Tuesday, January 3, 2012

"How did you decide to become a pastor?"

I never really know how to answer that questions. If I want to stop the conversation I say something like "I didn't decide to-God made me"  Kind of like the response "I prayed about it" ends anyone from questioning a decision that is made.  It helps if I answer with my best Big Pastor voice, which is a cross between Billy Graham and Charlton Heston.


I can't say that from a young age I knew I was called to be a pastor.  I have always kind of envied those kind of stories.  I was privileged to grow up in a home where full time christian service was very common with 4 of my aunts and uncles being missionaries.  It was not a way of life that was deemed unusual or "out of reach" for us as a children.  I was involved in ministry from a young age- teaching Sunday School to elementary age kids while in high school and being a leader of youth groups while in high school- but didn't look at it as a "preparation" for my future career.  I just did it.  But I do believed that God used those events like he does with all of us.


It was while I was at bible school in the Pacific North West that I sensed a call into the ministry- initially thinking that it was into cross cultural mission work, probably in Bible translation work.  I just sensed that God wanted me to tell others about Jesus.  No lighting bolt. No scary dream in the night. Just felt that God wanted me to do this.


So I committed myself to getting a bachelors degree and then while I was trying to determine what seminary I was going to attend Karen and I had the opportunity to go to Nigeria for 2 years and be houseparents.  It was while visiting the Lutheran Brethren missionaries in Chad and Cameroon that I came to decide to attend the LB seminary in Fergus Falls and prepare to be a pastor in the Lutheran Brethren Church- which was my home tribe- the church I had grown up in.  I have now been in this church family as a pastor for 21 years. I am slowly moving into the "older pastor" division.  There is plenty of guys that are younger than me. That is okay. Just different.

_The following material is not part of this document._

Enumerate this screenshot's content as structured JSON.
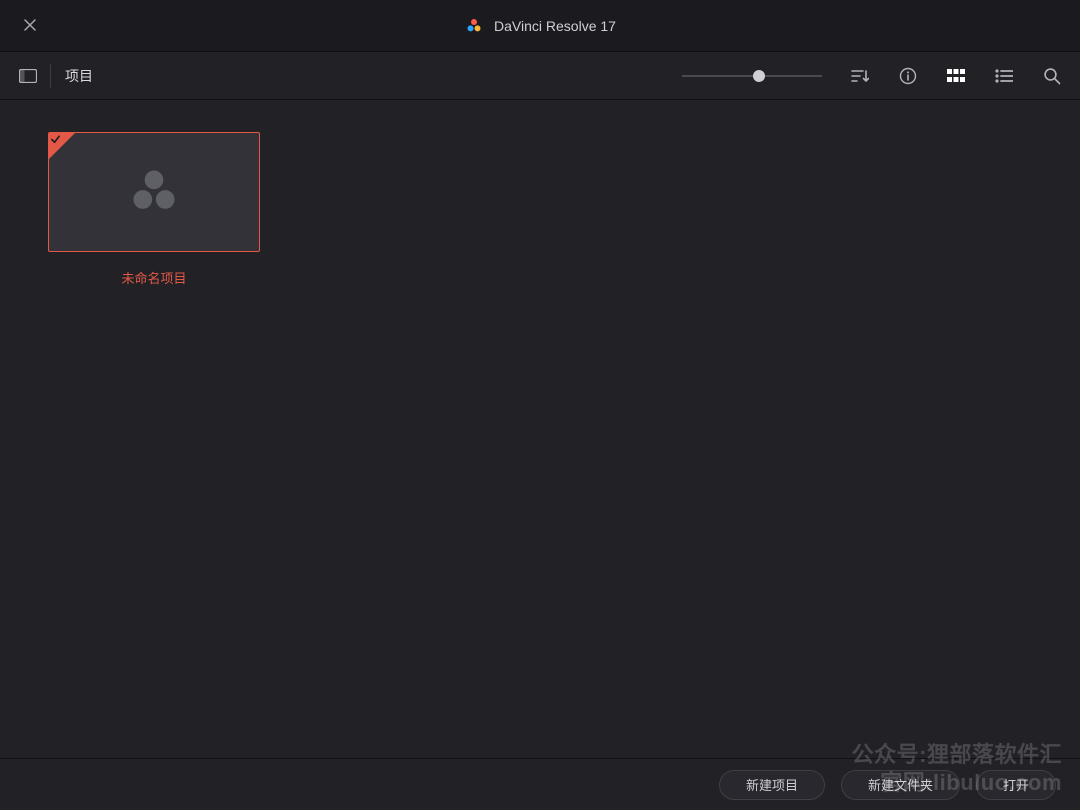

Being a pastor is an odd assortment of things.  My first calling (as it is for all followers of Jesus) is to be a faithful follower of Jesus.  I also am called by the church to preach the gospel and administer the sacraments- baptism and the Lord's Supper.  This does not make me holy (Jesus does that), but I do have an important calling.  The Gospel is what makes it important- not me or my personality- for I will one day be gone and Christ's church will continue.   God has used very inglorious means in the past to communicate his word- (Balaams donkey),  and now he uses broken, plain vessels to communicate the only message that can save people, the Good News of salvation in Jesus.  That is what a pastor is for.  If he misses that he has missed his primary calling.


There is no doubt that a pastor also has to lead the church- a shepherd leads.  Sometimes prodding, sometimes healing, sometimes with kindness, sometimes with rebuke. Leading sheep is messy business.  Especially when wild range sheep join the flock.  I don't know if there is such a thing- but I think you get the drift.  The gospel message does not always change lives in an instant. The usual way is through the long process of repentance and faith,  conviction of sin and the message of the redemption of the cross.  Sometimes leading sheep can be messy.  This to is gospel work.


Some folks want to turn the pastor into someone who blesses everyone's efforts at being good.  As if my first calling is to make everyone feel more religous thoughts, or feel better about themselves psychologically.  Or others feel my first priority is to be liked by everyone.  A rabbit trail that can lead to despair in a hurry, or to mushy sermons that leave one feeling like you have just eaten a big bowl of  theological marshmallows,  full but not feed and in need of a nap. 


So how do I know that God wanted me to be a pastor?  I think God lead me to this. Now I don't trust those interior motivations very much. I think our sinful nature is way to sneaky. It could be pride using a good thing (preaching),  in a bad way(selfish ambition).


We need the church to help us in our shared life.   The church confirmed my interior sense of call by calling me to preach.  There will come a day when I will not be preaching at my current church.  That will be okay.  I will need the church to help know that time.  I will still be called to follow Jesus, just as I am called to follow him today.  For now I have the great honor of calling others to follow him today by proclaiming the good news of Jesus.